Hier könnte allenfalls ein Testament gewisse Vorteile bringen, wenn der gemeinsame Sohn als Erbe eingesetzt wird. Das nichteheliche Kind würde dann nur den Pflichtteil erhalten.



Dieses gilt auch für Unterhaltsansprüche, wobei allerdings Ihr Einkommen bei der Unterhaltsverpflichtung des Vaters gegenüber seinem Sohn keine Rolle spielt.



Mit freundlichen Grüßen

Rechtsanwalt
Thomas Bohle

Nachfrage vom Fragesteller 15.01.2007 | 20:58

Würde sich der Pflichtteil an den nichtehelichen Sohn nicht durch eine Heirat verringern, sodass sich die Summe, um die wir ihn im Fall der Fälle auszahlen müssten, verringern würde? Ich kann es kaum glauben, dass es in keinster Weise einen Unterschied machen sollte, ob wir verheiratet sind oder nicht.

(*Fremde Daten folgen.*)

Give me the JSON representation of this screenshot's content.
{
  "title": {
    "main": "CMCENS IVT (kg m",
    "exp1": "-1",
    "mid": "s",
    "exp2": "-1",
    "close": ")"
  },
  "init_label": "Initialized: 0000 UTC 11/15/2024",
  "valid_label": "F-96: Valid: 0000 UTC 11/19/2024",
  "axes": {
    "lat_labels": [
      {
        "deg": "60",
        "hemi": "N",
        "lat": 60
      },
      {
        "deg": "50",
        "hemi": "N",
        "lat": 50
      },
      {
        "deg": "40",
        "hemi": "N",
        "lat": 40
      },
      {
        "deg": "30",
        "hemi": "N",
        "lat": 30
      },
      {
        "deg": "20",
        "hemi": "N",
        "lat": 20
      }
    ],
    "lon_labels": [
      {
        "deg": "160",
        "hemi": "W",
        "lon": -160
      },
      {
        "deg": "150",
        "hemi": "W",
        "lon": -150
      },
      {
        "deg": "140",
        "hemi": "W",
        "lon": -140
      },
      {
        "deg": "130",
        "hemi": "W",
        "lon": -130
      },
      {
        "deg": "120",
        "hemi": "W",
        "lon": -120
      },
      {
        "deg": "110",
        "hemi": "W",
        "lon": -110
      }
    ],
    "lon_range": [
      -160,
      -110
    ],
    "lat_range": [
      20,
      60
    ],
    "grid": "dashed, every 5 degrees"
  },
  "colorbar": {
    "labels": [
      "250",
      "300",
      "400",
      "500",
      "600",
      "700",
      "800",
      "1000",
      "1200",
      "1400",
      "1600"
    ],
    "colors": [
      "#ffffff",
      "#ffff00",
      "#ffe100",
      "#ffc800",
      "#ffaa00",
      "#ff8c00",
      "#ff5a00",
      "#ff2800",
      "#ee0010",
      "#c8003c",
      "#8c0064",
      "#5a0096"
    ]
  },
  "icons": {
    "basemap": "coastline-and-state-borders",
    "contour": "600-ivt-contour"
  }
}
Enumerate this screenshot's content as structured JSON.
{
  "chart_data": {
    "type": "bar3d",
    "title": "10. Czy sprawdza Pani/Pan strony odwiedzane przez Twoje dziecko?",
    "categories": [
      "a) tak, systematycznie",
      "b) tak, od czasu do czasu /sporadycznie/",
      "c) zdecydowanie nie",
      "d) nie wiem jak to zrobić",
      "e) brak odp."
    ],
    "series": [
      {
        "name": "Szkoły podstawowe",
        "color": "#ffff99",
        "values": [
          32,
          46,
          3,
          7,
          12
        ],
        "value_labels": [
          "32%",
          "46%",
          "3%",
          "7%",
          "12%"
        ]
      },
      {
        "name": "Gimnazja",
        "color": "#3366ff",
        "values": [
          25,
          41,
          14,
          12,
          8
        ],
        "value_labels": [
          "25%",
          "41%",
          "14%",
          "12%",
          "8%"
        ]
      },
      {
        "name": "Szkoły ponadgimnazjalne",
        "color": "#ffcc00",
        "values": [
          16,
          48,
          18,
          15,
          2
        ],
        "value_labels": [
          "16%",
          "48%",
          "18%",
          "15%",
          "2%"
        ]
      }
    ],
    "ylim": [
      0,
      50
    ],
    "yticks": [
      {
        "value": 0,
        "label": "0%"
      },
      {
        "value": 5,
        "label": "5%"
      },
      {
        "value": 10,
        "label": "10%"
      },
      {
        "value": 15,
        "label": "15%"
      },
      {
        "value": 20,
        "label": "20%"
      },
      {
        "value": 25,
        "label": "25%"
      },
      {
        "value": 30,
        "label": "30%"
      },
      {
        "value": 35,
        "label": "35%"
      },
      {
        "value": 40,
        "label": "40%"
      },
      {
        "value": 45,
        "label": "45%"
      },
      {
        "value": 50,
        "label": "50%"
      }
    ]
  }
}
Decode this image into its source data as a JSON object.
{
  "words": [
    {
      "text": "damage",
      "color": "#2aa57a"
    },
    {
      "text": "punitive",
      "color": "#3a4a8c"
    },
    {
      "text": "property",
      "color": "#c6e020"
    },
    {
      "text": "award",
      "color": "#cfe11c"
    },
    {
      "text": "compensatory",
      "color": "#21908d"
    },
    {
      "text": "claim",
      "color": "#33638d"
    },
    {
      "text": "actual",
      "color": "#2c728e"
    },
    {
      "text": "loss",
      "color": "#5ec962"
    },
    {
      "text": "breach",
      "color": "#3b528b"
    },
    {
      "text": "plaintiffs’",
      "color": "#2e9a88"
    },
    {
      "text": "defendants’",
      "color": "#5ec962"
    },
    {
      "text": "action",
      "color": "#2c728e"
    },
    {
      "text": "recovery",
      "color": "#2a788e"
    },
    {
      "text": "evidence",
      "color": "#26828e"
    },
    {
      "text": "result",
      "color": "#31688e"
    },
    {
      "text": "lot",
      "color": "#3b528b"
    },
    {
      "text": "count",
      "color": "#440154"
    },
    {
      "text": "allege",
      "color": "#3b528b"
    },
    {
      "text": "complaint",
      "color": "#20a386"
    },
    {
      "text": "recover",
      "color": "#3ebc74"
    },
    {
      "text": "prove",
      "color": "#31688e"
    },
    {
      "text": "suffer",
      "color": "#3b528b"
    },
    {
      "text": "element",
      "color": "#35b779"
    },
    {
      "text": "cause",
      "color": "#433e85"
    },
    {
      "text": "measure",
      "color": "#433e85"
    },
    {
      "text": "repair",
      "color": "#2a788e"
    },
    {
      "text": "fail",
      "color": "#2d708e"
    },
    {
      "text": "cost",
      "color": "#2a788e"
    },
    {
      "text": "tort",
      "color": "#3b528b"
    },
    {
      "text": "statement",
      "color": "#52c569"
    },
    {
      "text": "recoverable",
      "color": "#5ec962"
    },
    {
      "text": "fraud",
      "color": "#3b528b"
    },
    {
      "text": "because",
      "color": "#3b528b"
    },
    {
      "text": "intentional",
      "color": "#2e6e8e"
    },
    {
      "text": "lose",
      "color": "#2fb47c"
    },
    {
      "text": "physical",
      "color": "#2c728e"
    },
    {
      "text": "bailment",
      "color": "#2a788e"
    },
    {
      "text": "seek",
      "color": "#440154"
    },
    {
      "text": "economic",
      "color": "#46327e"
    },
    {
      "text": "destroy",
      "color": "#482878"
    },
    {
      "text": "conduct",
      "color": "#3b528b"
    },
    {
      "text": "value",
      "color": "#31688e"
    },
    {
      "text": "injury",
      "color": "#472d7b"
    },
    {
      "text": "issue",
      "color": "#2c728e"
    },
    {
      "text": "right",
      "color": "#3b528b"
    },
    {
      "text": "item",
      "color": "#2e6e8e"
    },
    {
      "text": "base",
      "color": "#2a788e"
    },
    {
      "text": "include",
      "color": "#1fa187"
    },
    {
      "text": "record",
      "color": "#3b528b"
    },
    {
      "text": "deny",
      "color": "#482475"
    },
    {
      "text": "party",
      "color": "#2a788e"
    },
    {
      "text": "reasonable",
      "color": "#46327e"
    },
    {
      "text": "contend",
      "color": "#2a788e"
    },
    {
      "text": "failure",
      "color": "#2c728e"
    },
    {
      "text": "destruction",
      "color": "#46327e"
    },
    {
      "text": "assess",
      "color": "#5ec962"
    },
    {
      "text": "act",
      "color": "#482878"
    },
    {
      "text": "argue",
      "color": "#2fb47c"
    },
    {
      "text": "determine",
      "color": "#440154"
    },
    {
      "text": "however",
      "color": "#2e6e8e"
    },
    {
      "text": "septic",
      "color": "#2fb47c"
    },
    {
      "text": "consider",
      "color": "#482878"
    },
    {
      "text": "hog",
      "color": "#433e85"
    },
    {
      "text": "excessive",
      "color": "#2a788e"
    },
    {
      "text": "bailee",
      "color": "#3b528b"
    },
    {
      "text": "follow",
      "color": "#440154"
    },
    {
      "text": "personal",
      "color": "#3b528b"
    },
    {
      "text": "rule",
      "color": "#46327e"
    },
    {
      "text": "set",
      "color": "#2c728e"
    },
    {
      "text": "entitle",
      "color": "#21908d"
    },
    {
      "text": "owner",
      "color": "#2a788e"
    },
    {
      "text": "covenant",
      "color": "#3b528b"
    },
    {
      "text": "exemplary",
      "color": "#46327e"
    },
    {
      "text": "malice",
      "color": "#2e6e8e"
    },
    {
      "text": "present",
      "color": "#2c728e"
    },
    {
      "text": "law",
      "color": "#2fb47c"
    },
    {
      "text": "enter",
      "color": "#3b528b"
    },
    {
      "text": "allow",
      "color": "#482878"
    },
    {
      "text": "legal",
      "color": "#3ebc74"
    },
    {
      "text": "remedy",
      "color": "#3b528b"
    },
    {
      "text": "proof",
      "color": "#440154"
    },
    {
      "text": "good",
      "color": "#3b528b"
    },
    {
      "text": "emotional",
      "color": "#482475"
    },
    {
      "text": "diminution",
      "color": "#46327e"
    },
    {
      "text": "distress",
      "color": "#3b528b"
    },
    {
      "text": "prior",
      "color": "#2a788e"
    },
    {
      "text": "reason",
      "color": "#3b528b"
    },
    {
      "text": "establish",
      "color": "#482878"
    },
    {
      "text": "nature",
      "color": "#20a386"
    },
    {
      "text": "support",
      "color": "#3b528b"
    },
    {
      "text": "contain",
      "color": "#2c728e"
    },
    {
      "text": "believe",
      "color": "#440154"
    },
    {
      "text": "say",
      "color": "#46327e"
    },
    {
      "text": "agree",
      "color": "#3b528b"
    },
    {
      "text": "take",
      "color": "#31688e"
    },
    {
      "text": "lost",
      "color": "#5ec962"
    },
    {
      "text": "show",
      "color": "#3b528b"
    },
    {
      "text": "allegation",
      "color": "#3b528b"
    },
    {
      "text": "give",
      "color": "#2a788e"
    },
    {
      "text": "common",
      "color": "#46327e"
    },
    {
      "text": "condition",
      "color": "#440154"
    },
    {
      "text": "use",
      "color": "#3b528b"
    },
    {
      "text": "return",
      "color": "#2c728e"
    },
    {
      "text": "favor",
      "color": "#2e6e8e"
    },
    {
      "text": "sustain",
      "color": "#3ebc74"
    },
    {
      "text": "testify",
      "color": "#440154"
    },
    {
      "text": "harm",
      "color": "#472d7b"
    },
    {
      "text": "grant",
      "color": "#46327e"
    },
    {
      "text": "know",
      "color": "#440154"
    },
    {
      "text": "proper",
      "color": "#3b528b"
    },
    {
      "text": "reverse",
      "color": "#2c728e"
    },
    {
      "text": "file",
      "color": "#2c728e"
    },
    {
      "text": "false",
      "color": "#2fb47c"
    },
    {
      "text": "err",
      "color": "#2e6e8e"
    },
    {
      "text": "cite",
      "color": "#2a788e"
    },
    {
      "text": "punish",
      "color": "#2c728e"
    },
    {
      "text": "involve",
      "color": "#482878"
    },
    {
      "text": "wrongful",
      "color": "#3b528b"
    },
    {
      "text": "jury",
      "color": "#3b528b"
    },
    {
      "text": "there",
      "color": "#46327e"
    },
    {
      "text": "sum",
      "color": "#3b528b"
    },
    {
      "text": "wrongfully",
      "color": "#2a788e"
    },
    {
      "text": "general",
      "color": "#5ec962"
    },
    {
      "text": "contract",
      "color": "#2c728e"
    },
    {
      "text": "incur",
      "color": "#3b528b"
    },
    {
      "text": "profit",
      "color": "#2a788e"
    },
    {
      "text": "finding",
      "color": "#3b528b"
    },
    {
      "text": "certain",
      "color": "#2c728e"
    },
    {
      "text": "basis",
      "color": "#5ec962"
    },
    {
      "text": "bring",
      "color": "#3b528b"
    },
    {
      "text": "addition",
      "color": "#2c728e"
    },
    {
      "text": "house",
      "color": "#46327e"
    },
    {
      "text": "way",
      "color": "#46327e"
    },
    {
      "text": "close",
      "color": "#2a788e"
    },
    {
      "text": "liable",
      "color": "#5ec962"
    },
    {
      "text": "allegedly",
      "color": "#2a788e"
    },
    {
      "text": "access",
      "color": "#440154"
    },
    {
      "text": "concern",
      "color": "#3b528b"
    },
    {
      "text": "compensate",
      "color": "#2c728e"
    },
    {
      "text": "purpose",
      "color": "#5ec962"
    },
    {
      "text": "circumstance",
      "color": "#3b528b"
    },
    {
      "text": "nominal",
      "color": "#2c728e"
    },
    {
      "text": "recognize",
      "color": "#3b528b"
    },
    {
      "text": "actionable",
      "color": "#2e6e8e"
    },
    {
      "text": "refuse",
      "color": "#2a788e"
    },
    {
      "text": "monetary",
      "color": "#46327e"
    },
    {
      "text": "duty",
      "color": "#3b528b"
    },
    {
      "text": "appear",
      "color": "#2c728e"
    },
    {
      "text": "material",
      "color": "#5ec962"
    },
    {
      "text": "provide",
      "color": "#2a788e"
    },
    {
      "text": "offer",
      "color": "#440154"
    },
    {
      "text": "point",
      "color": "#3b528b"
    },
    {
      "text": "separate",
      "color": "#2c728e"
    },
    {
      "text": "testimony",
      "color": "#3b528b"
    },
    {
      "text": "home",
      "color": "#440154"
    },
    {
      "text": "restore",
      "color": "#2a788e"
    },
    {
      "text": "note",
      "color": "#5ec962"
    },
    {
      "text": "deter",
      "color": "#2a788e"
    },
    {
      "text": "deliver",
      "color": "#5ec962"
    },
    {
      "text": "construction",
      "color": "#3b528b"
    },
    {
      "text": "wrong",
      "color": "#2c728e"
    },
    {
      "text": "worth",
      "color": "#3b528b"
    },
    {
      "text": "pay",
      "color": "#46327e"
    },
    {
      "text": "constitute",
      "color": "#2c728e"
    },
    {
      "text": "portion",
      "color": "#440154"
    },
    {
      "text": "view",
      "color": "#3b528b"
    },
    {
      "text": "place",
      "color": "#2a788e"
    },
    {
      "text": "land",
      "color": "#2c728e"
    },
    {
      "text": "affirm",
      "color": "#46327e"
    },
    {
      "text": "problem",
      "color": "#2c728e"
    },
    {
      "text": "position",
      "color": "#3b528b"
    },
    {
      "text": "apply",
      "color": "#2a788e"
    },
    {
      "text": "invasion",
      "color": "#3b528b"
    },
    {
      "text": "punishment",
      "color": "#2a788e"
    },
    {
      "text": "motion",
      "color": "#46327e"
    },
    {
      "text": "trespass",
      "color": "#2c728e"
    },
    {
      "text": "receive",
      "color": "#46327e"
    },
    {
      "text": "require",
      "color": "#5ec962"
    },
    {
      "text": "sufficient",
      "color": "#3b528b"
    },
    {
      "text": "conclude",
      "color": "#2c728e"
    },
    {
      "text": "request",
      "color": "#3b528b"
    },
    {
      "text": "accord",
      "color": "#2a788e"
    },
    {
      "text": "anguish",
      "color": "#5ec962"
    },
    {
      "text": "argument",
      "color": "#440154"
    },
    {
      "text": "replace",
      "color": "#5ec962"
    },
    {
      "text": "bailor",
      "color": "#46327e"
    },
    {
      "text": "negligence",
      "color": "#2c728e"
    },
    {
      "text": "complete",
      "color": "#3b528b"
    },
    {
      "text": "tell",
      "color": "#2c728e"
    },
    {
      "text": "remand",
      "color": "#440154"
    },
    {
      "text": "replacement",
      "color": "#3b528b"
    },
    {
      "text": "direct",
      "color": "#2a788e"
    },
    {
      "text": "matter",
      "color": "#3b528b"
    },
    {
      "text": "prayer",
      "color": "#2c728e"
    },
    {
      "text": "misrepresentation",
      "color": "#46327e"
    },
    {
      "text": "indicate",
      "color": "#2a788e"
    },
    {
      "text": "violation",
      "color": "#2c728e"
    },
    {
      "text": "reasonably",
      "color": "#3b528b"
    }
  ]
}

Antwort auf die Nachfrage vom Anwalt 16.01.2007 | 08:11

Sehr geehrte Ratsuchende,


Sie wollten aber "in Kind gegen den Anderen" absichern, was ich bei der Beantwortung unterstellt habe.

Die Heirat würde natürlich das Erbteil reduzieren, ABER bei BEIDEN Kindern. Die von Ihnen beabsichtigte Bevorzugung des gemeinsamen Kindes wird dadurch NICHT erreicht.